My cynicism increased even more when I read that staff conducted a co-ownership analysis and found that changes in co-ownership policies would not affect the fancy, since, according to the minutes, “non-fanciers represent 80% of all dog co-ownerships, indicating that the Fancy will not be burdened by this fee.” Everyone would like to eliminate the co-ownership disputes and, as a result, the cost of the AKC to try to help resolve those disputes. And I don’t even oppose this co-ownership fee, if it is necessary to offset the time staff spends resolving the issues. But I have a hard time swallowing that it won’t affect us, since careful reading of any show catalog or magazine with advertisements rarely turns up a dog with a single owner.
I think I am correct in interpreting the new policy to mean that a spouse becomes a co-owner and must pay the additional fee unless that spouse is also a co-owner of the dam; in other words, a co-breeder.
The last registration issue discussed at the busy October board meeting concerned signature requirements on litter registrations: “There was a discussion on possibly amending the current Board policy which requires the signature of all dam owners to register a litter,” which staff feels may be in conflict with Chapter 3, Section 6 of The Rules Applying to Registration. That policy has always been a troublesome one, since it says that if a dog is acceptable in all other ways to be registered it will be registered unless the person refusing to sign the papers can “furnish a reason therefore satisfactory to the American Kennel Club, such as the fact that at the time of service an agreement in writing was made….”

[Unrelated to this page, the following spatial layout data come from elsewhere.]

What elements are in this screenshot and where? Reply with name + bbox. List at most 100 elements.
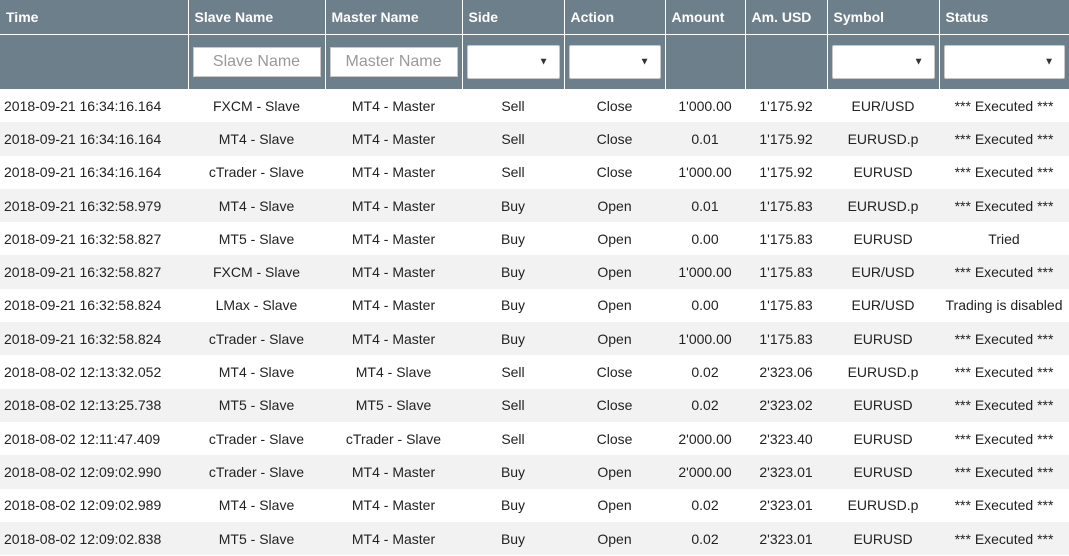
filter-cell-side: ▼ bbox=[462, 34, 565, 89]
table-row[interactable]: 2018-09-21 16:32:58.824 LMax - Slave MT4 -… bbox=[0, 288, 1069, 323]
cell-side: Sell bbox=[462, 355, 564, 389]
table-row[interactable]: 2018-09-21 16:34:16.164 MT4 - Slave MT4 - … bbox=[0, 122, 1069, 156]
cell-time: 2018-08-02 12:11:47.409 bbox=[0, 421, 188, 456]
cell-am-usd: 1'175.83 bbox=[745, 322, 827, 356]
header-action[interactable]: Action bbox=[564, 0, 666, 35]
cell-action: Close bbox=[564, 421, 665, 456]
cell-slave-name: MT4 - Slave bbox=[188, 488, 325, 522]
table-row[interactable]: 2018-08-02 12:13:25.738 MT5 - Slave MT5 - … bbox=[0, 388, 1069, 422]
cell-status: *** Executed *** bbox=[939, 521, 1069, 556]
cell-amount: 1'000.00 bbox=[665, 89, 745, 123]
side-filter-select[interactable]: ▼ bbox=[466, 45, 560, 79]
cell-slave-name: cTrader - Slave bbox=[188, 455, 325, 489]
slave-name-filter-input[interactable] bbox=[192, 47, 321, 77]
header-time[interactable]: Time bbox=[0, 0, 189, 35]
cell-action: Open bbox=[564, 288, 665, 323]
table-row[interactable]: 2018-09-21 16:32:58.827 MT5 - Slave MT4 - … bbox=[0, 222, 1069, 256]
status-filter-select[interactable]: ▼ bbox=[943, 45, 1065, 79]
cell-amount: 0.02 bbox=[665, 355, 745, 389]
table-row[interactable]: 2018-09-21 16:32:58.824 cTrader - Slave MT… bbox=[0, 322, 1069, 356]
cell-master-name: MT4 - Master bbox=[325, 322, 462, 356]
table-body: 2018-09-21 16:34:16.164 FXCM - Slave MT4 -… bbox=[0, 89, 1069, 556]
cell-status: Trading is disabled bbox=[939, 288, 1069, 323]
table-row[interactable]: 2018-09-21 16:34:16.164 FXCM - Slave MT4 -… bbox=[0, 89, 1069, 123]
table-row[interactable]: 2018-08-02 12:09:02.838 MT5 - Slave MT4 - … bbox=[0, 521, 1069, 556]
cell-amount: 1'000.00 bbox=[665, 255, 745, 289]
cell-amount: 2'000.00 bbox=[665, 455, 745, 489]
cell-am-usd: 2'323.01 bbox=[745, 455, 827, 489]
table-row[interactable]: 2018-08-02 12:09:02.990 cTrader - Slave MT… bbox=[0, 455, 1069, 489]
cell-status: *** Executed *** bbox=[939, 455, 1069, 489]
cell-time: 2018-09-21 16:34:16.164 bbox=[0, 89, 188, 123]
cell-action: Close bbox=[564, 388, 665, 422]
cell-master-name: MT4 - Master bbox=[325, 122, 462, 156]
cell-side: Sell bbox=[462, 421, 564, 456]
cell-status: *** Executed *** bbox=[939, 122, 1069, 156]
cell-slave-name: LMax - Slave bbox=[188, 288, 325, 323]
header-slave-name[interactable]: Slave Name bbox=[188, 0, 326, 35]
chevron-down-icon: ▼ bbox=[538, 56, 549, 68]
cell-status: *** Executed *** bbox=[939, 355, 1069, 389]
header-side[interactable]: Side bbox=[462, 0, 565, 35]
cell-slave-name: MT4 - Slave bbox=[188, 122, 325, 156]
filter-row: ▼ ▼ ▼ bbox=[0, 34, 1069, 89]
action-filter-select[interactable]: ▼ bbox=[568, 45, 661, 79]
cell-symbol: EURUSD bbox=[827, 155, 939, 189]
cell-side: Sell bbox=[462, 89, 564, 123]
filter-cell-amusd bbox=[745, 34, 828, 89]
cell-side: Buy bbox=[462, 288, 564, 323]
cell-am-usd: 1'175.83 bbox=[745, 288, 827, 323]
master-name-filter-input[interactable] bbox=[329, 47, 458, 77]
cell-amount: 2'000.00 bbox=[665, 421, 745, 456]
cell-time: 2018-09-21 16:32:58.827 bbox=[0, 222, 188, 256]
cell-side: Sell bbox=[462, 155, 564, 189]
cell-status: *** Executed *** bbox=[939, 155, 1069, 189]
cell-am-usd: 1'175.83 bbox=[745, 255, 827, 289]
table-row[interactable]: 2018-09-21 16:32:58.979 MT4 - Slave MT4 - … bbox=[0, 188, 1069, 223]
cell-status: *** Executed *** bbox=[939, 255, 1069, 289]
cell-symbol: EUR/USD bbox=[827, 255, 939, 289]
cell-symbol: EURUSD bbox=[827, 521, 939, 556]
header-master-name[interactable]: Master Name bbox=[325, 0, 463, 35]
cell-amount: 1'000.00 bbox=[665, 322, 745, 356]
header-status[interactable]: Status bbox=[939, 0, 1069, 35]
cell-side: Buy bbox=[462, 222, 564, 256]
header-symbol[interactable]: Symbol bbox=[827, 0, 940, 35]
filter-cell-status: ▼ bbox=[939, 34, 1069, 89]
filter-cell-action: ▼ bbox=[564, 34, 666, 89]
cell-time: 2018-08-02 12:13:25.738 bbox=[0, 388, 188, 422]
cell-status: *** Executed *** bbox=[939, 488, 1069, 522]
cell-master-name: MT4 - Master bbox=[325, 222, 462, 256]
table-row[interactable]: 2018-09-21 16:32:58.827 FXCM - Slave MT4 -… bbox=[0, 255, 1069, 289]
cell-time: 2018-08-02 12:09:02.989 bbox=[0, 488, 188, 522]
trade-log-grid: Time Slave Name Master Name Side Action … bbox=[0, 0, 1069, 556]
header-amount[interactable]: Amount bbox=[665, 0, 746, 35]
cell-slave-name: MT5 - Slave bbox=[188, 388, 325, 422]
cell-am-usd: 1'175.92 bbox=[745, 122, 827, 156]
table-row[interactable]: 2018-09-21 16:34:16.164 cTrader - Slave MT… bbox=[0, 155, 1069, 189]
cell-action: Open bbox=[564, 322, 665, 356]
cell-slave-name: MT4 - Slave bbox=[188, 355, 325, 389]
table-row[interactable]: 2018-08-02 12:11:47.409 cTrader - Slave cT… bbox=[0, 421, 1069, 456]
cell-am-usd: 2'323.02 bbox=[745, 388, 827, 422]
cell-master-name: MT4 - Master bbox=[325, 521, 462, 556]
symbol-filter-select[interactable]: ▼ bbox=[831, 45, 935, 79]
header-am-usd[interactable]: Am. USD bbox=[745, 0, 828, 35]
cell-time: 2018-08-02 12:09:02.838 bbox=[0, 521, 188, 556]
cell-action: Open bbox=[564, 455, 665, 489]
cell-amount: 0.01 bbox=[665, 188, 745, 223]
table-row[interactable]: 2018-08-02 12:13:32.052 MT4 - Slave MT4 - … bbox=[0, 355, 1069, 389]
cell-time: 2018-09-21 16:32:58.824 bbox=[0, 288, 188, 323]
cell-status: *** Executed *** bbox=[939, 322, 1069, 356]
cell-master-name: MT5 - Slave bbox=[325, 388, 462, 422]
cell-symbol: EUR/USD bbox=[827, 89, 939, 123]
table-row[interactable]: 2018-08-02 12:09:02.989 MT4 - Slave MT4 - … bbox=[0, 488, 1069, 522]
cell-am-usd: 1'175.83 bbox=[745, 222, 827, 256]
cell-side: Buy bbox=[462, 188, 564, 223]
cell-master-name: MT4 - Master bbox=[325, 488, 462, 522]
cell-action: Open bbox=[564, 255, 665, 289]
cell-status: *** Executed *** bbox=[939, 421, 1069, 456]
cell-symbol: EURUSD bbox=[827, 222, 939, 256]
cell-amount: 0.00 bbox=[665, 222, 745, 256]
filter-cell-slave bbox=[188, 34, 326, 89]
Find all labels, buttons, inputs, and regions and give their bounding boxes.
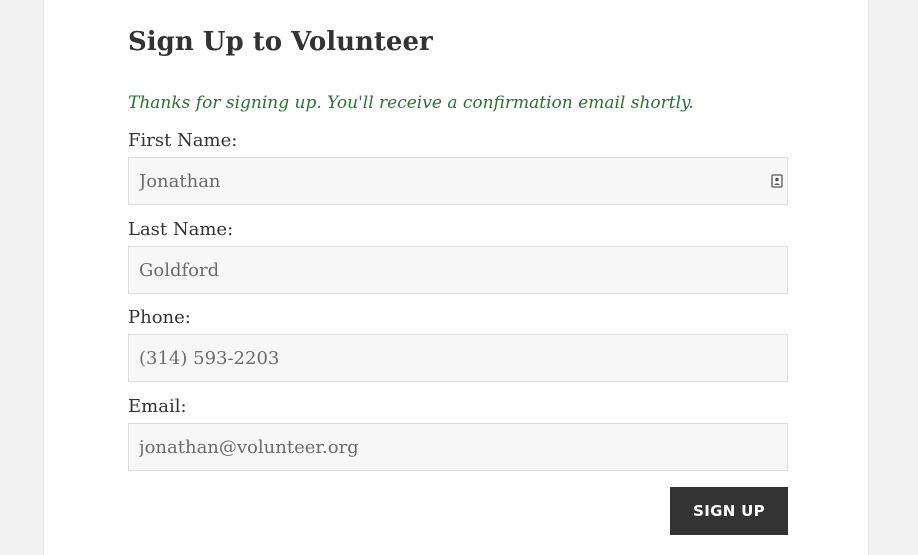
phone-field-box xyxy=(128,334,788,382)
last-name-label: Last Name: xyxy=(128,219,234,240)
email-label: Email: xyxy=(128,396,187,417)
phone-input[interactable] xyxy=(129,335,787,381)
last-name-input[interactable] xyxy=(129,247,787,293)
email-field-box xyxy=(128,423,788,471)
phone-label: Phone: xyxy=(128,307,191,328)
first-name-field-box xyxy=(128,157,788,205)
first-name-label: First Name: xyxy=(128,130,238,151)
confirmation-message: Thanks for signing up. You'll receive a … xyxy=(128,93,694,113)
page-title: Sign Up to Volunteer xyxy=(128,27,433,57)
email-input[interactable] xyxy=(129,424,787,470)
last-name-field-box xyxy=(128,246,788,294)
sign-up-button[interactable]: SIGN UP xyxy=(670,487,788,535)
contact-card-icon[interactable] xyxy=(771,174,783,188)
content-card: Sign Up to Volunteer Thanks for signing … xyxy=(43,0,869,555)
first-name-input[interactable] xyxy=(129,158,787,204)
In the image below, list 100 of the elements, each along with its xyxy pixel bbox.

This debate goes to the heart of the co-ownership issue and begs a clear definition of co-ownership—how is it defined, what are its rights and privileges, what are its drawbacks? Most of us believed that co-ownership meant something tangible, such as a say in breeding and registration decisions, such as full vs. limited, and showing strategies. Most of us have learned that it isn’t necessarily so and therefore it needs to be made clear just what co-ownership means, besides bragging rights and part of the bill. I have long advocated for requiring signatures of all owners of the stud dog in registration matters and would oppose the elimination of all dam owners from the requirement. There are surely better, though certainly more complex, ways to address the complaint issue here without compromising the legitimacy of the registration itself, but it will require more dialogue and thinking to achieve it. Can that be a bad thing?
We should remember that all owners of a stud dog and of the dam are required to keep detailed records of the breeding activity of those dogs that are registered in their names. If a dispute arises that requires the owner(s) to produce those records, that requirement will come into play. Requiring a signature of all parties for registration insures, at the very least, that everyone knows who was bred to whom and how many pups were whelped and sold. If there is another way to guarantee that, it would be sufficient, but I can’t think of one.
All in all, 2011 has been a year in which most movements within the AKC have been forward…and positive. The decision to register the LUA Dalmatians and the policy under which this will be done, though flawed in some respects, is the biggest decision of the year in many, wider respects, illustrating in deed and not just words, that we care about the health of our dogs and are willing to take steps confirmed by science to prove it. Bravo to everyone involved.